The hospice lady told Mom most patients pass when no one is around. She told stories of how family members would spend hours at a time with their loved one, yet when they take a break, the patient's journey ends. That's how my other grandmother went, with no one with her after family visited days on end.

I also wonder if they pass because they know no one is there and have given up hope. The flip side is, do they know they're alone and pass because it would save their loved one from seeing them die?

I'm starting to hate the hospital. The nurses and staff are extremely nice. Some come in and pray, one brings aromatherapy scents, they know the family and seem to care about our well being. The place is also very clean. Those aren't the reasons I hate it.

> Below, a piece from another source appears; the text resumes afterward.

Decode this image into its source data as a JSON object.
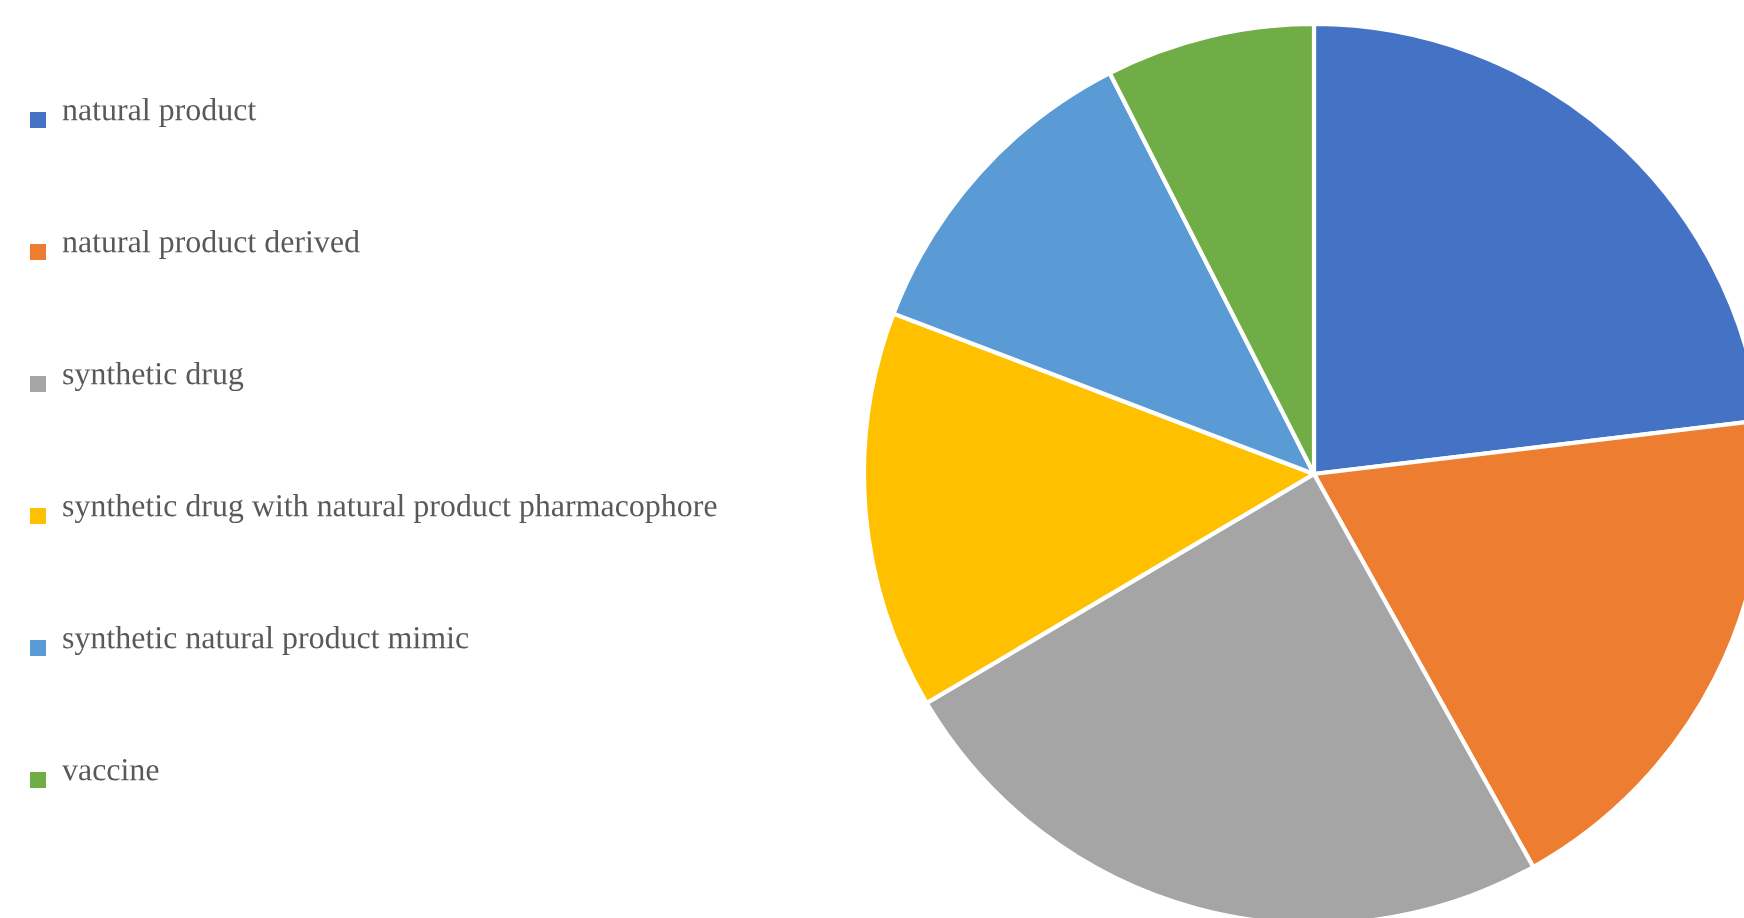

I hate pushing the elevator button for the 8th floor where Grandma is. I associate it with death. A patient on her floor expired over the weekend and the days are limited for the patient in the room next to her. I can't stand the smell - that distinct, sterile odor invading my nostrils as soon as I walk through the doors is repulsive. Ironically, it doesn't stop me (or others) from eating lunch, etc., in her room.

We continue to rub our hands with the disinfectant that's mounted outside her room. I'm not sure why. It's meant to prevent germs from entering her room but at this point, does it really matter?

Tonight, I'm remembering the happy times spent with Grandma and praying for her peace.


Anonymous said…
A friend passed away under similar circumstances and I remember wondering why he couldn't die and do himself and everyone else a favor.
Then I remember feeling bad for thinking that, but knowing that I was not really wrong.
Your emotions run the full gambit when you standby for someones passing.